Антихрупкость. Как извлечь выгоду из хаоса
Шрифт:
В этом смысле свобода – это искренние политические мнения.
Греки считали, что в мире есть три профессии: «банаусикаи технаи» – ремесленники; «полемике техне» – воители; и земледельцы – «георгиа». Последние два занятия, война и земледелие, подобали благородному человеку – в основном потому, что они лишены своекорыстия и не заставляют никого вступать в конфликт с коллективом. Однако афиняне презирали «банаусои», ремесленников, которые работали в темных помещениях (обычно сидя) и изготовляли вещи. Как полагал Ксенофонт, подобные занятия отнимают телесную силу, размягчают дух и не оставляют времени для друзей и города.

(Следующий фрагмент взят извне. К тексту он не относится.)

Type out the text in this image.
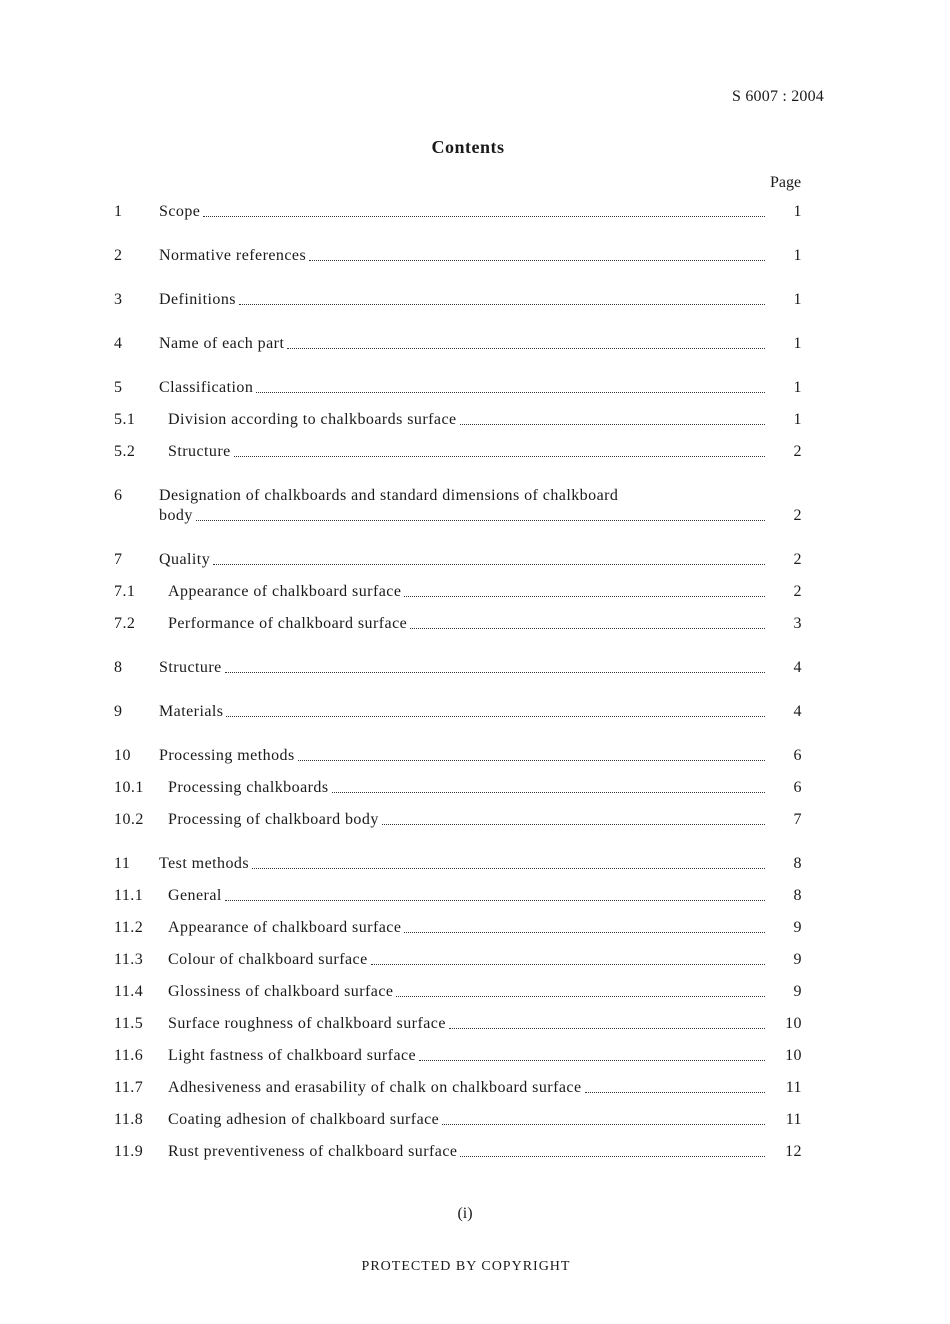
S 6007 : 2004
Contents
Page
1 Scope	1
2 Normative references	1
3 Definitions	1
4 Name of each part	1
5 Classification	1
5.1 Division according to chalkboards surface	1
5.2 Structure	2
6 Designation of chalkboards and standard dimensions of chalkboard
body	2
7 Quality	2
7.1 Appearance of chalkboard surface	2
7.2 Performance of chalkboard surface	3
8 Structure	4
9 Materials	4
10 Processing methods	6
10.1 Processing chalkboards	6
10.2 Processing of chalkboard body	7
11 Test methods	8
11.1 General	8
11.2 Appearance of chalkboard surface	9
11.3 Colour of chalkboard surface	9
11.4 Glossiness of chalkboard surface	9
11.5 Surface roughness of chalkboard surface	10
11.6 Light fastness of chalkboard surface	10
11.7 Adhesiveness and erasability of chalk on chalkboard surface	11
11.8 Coating adhesion of chalkboard surface	11
11.9 Rust preventiveness of chalkboard surface	12
(i)
PROTECTED BY COPYRIGHT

Неутонченные занятия запирают человека в мастерской и сужают круг его интересов до своей выгоды; война и земледелие обеспечивают более широкий кругозор,
У арабов и евреев есть поговорка: «Йад эль хурр мизан / Йад бен хорин мознайим» – «Мерило – рука свободного человека». Это ровно то понимание свободы, которое у нас часто отсутствует: свободен тот, кто хозяин своего мнения.
Для Меттерниха человечность начинается с баронского титула; для Аристотеля, как и (пусть в иной форме) для англичанина вплоть до ХХ века, она начиналась с досужего свободного человека, не поглощенного работой. Свобода никогда не означала, что работать не надо; она означала, что работа не формирует вашу личность и эмоции, что работа – это нечто опциональное, скорее как хобби. В каком-то смысле профессия не определяет нас так сильно, как другие обстоятельства, скажем, семья родителей (или что-то еще). Это тот самый подход «к-черту-деньги», позволивший Фалесу Милетскому проверить свою искренность. Для спартанцев главным качеством была храбрость. Для Жирного Тони человечность начинается с уровня «принадлежать себе».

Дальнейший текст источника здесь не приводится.